Важно, что на фестивале прошла мировая премьера «Блаженства»: спектакль родился из эскиза на театральной лаборатории в Кембридже, и его полная версия была сделана специально для Платоновского. Лаконичная, красивая и нежная «Афродита» Елены Невежиной в Воронежском Камерном и сюрреалистическая «Река Потудань» Сергея Чехова в Псковском драматическом театре им. А.С. Пушкина – две российские постановки в Платоновской программе.

Эстетский спектакль Чехова, совмещающий хайтек и пластический театр, наполненный эротикой и насилием, отказывающийся от прямой инсценировки и выводящий текст «за кулисы» – в титры над сценой и голоса, затушеванные шумами (радиопомехи, льющаяся вода), выглядит гораздо более зарубежным, чем более-менее реалистические спектакли из США и Великобритании.


Американский румын Иоан Арделин и англичанин Пол Борн ставят Платонова как «своего», русский Чехов – как инопланетянина, перенося действие на новый Солярис, где инспирированные текстом галлюцинации разыгрываются в призрачно-советском интерьере казенного пространства, обложенного влажным кафелем и выкрашенного в больгичный зеленый цвет.

Странный сон, навеянный чужаку революционным фантастом.

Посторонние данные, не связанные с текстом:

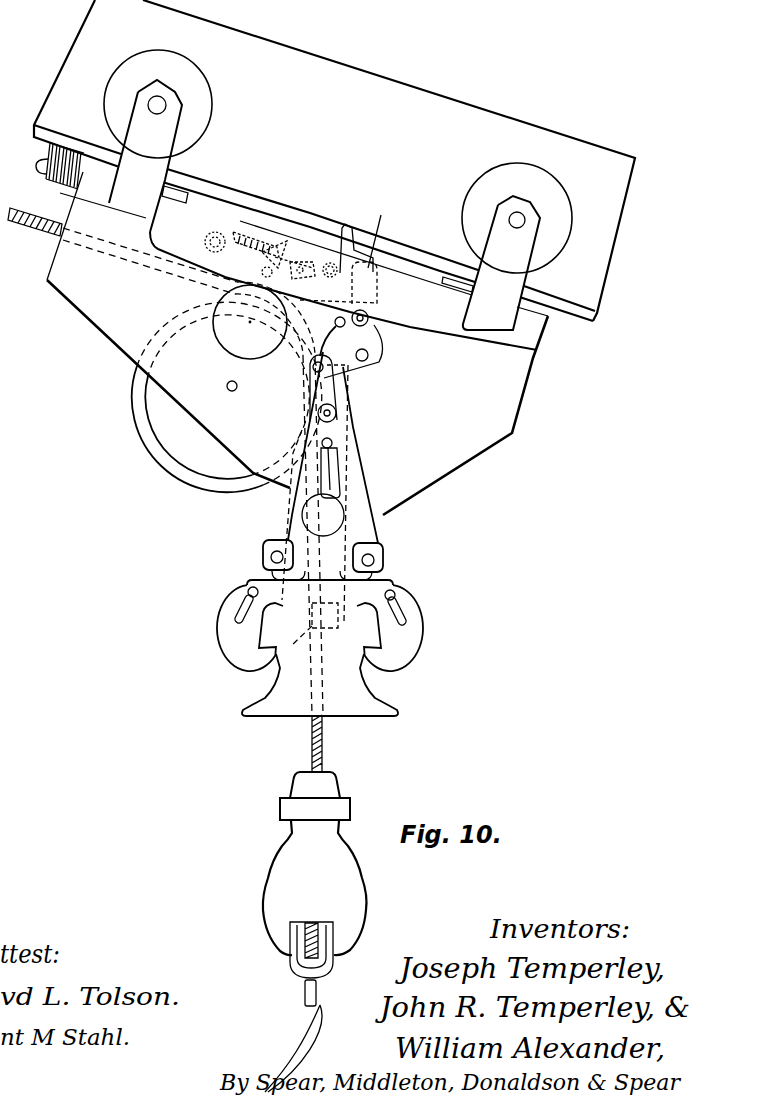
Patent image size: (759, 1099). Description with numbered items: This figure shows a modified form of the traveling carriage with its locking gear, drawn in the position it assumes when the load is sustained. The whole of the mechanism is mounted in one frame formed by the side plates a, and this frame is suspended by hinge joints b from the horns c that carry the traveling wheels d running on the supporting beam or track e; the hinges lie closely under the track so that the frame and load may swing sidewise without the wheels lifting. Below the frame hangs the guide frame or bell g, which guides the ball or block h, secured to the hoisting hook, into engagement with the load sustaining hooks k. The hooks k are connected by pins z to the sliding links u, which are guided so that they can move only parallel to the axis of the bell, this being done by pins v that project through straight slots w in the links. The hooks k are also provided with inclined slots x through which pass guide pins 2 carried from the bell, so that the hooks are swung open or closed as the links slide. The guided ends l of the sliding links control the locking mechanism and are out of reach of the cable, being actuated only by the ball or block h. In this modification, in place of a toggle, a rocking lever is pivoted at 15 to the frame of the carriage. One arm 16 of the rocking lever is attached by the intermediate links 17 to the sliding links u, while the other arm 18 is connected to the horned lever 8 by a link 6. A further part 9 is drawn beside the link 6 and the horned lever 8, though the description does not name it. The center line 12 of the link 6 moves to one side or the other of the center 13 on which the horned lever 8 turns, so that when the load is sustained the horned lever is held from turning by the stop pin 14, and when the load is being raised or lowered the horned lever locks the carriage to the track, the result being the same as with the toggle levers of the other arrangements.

Среди показанных в первой половине Платоновского зарубежных спектаклей есть абсолютный лидер – «Холодная кровь» (Cold Blood), проект бельгийского коллектива Kiss&Cry – коллаборации кинорежиссёра Жако Ван Дормеля, его жены Мишель Анн де Мей и писателя Томаса Гунцига, сочинившего текст, русскую версию которого для Платоновского озвучил Анатолий Белый. В отличие от прошлогоднего фестиваля, открывшегося социально активным «100% Воронежем», Платоновский-2019 сосредоточился на вечном, выбрав спектакли, обсуждающие проблемы смерти и проблемы жизни.

«Холодная кровь» делает это с восхитительной фантазией и особым фламандским чёрным юмором.

Я не был большим поклонником фильмов Ван Дормеля («Восьмой день», «Господин Никто», «Новейший завет») – по причине их попсового пафоса; но на театральной сцене, располагающей к высокопарности сильнее экрана, авторский мир бельгийца выглядит убедительно. Впрочем, экран – главная часть спектакля, по сути, представляющего собой кино, создающееся вживую, на глазах у зрителей: сложные манипуляции с реквизитом фиксируются камерами и трансформируются в фильм, где актеры (а чаще – только их руки) участвуют наравне с предметами. Разумеется, это не единственный опыт подобного рода: на таком приёме построены и большинство постановок Кэти Митчелл, и гостившие на фестивале NET «Великая война» голландского коллектива Hotel Modern и «Соль земли» израильской арт-площадки Hazira, его использует Дмитрий Егоров во «Времени секонд хэнд». Но в руках кудесников Kiss&Cry театральная киносъёмка в реальном времени оборачивается чистым волшебством (как бы ни мутило нас от частого использования этого слова восторженными зрительницами).


Сентиментальность и выспренность уравновешивается черным юмором: текст Гунцига предлагает зрителю пережить семь смертей подряд, начиная «глупой», в рухнувшем самолёте, заканчивая величественной – от декомпрессии в открытом космосе. А между ними – ещё пять, незабываемых: вдохновленная слэшерами из drive-in'а «высокооктановая» смерть на мойке (когда щётки-трещотки превращают в кровавую кашу водителя, неосторожно оставившего открытой дверь автомобиля). Суицидальная смерть людоеда (или людоедки – гендерная принадлежность абстрактного героя в данном случае политкорректно не определена).

«Метеорологическая» смерть в снежном буране – «ничего себе за хлебушком сходил».

«Эротическая» смерть 75C – при попытке расстегнуть бюстгальтер соответствующего размера зубами. И не менее курьёзная в доме престарелых, когда герой, избежавший рака, инфаркта, Альцгеймера и дотянувший до преклонного возраста в относительно добром здравии, кончается от аллергии на картофельное пюре. Где смерть там, конечно, и любовь: собственно, вся «Холодная кровь» держится на проносящихся в последние минуты романтических воспоминаниях о свиданиях и прикосновениях, интимной нежности и острых приступах счастья и нежности. То есть, о том, чем отмечены лучшие дни нашей жизни.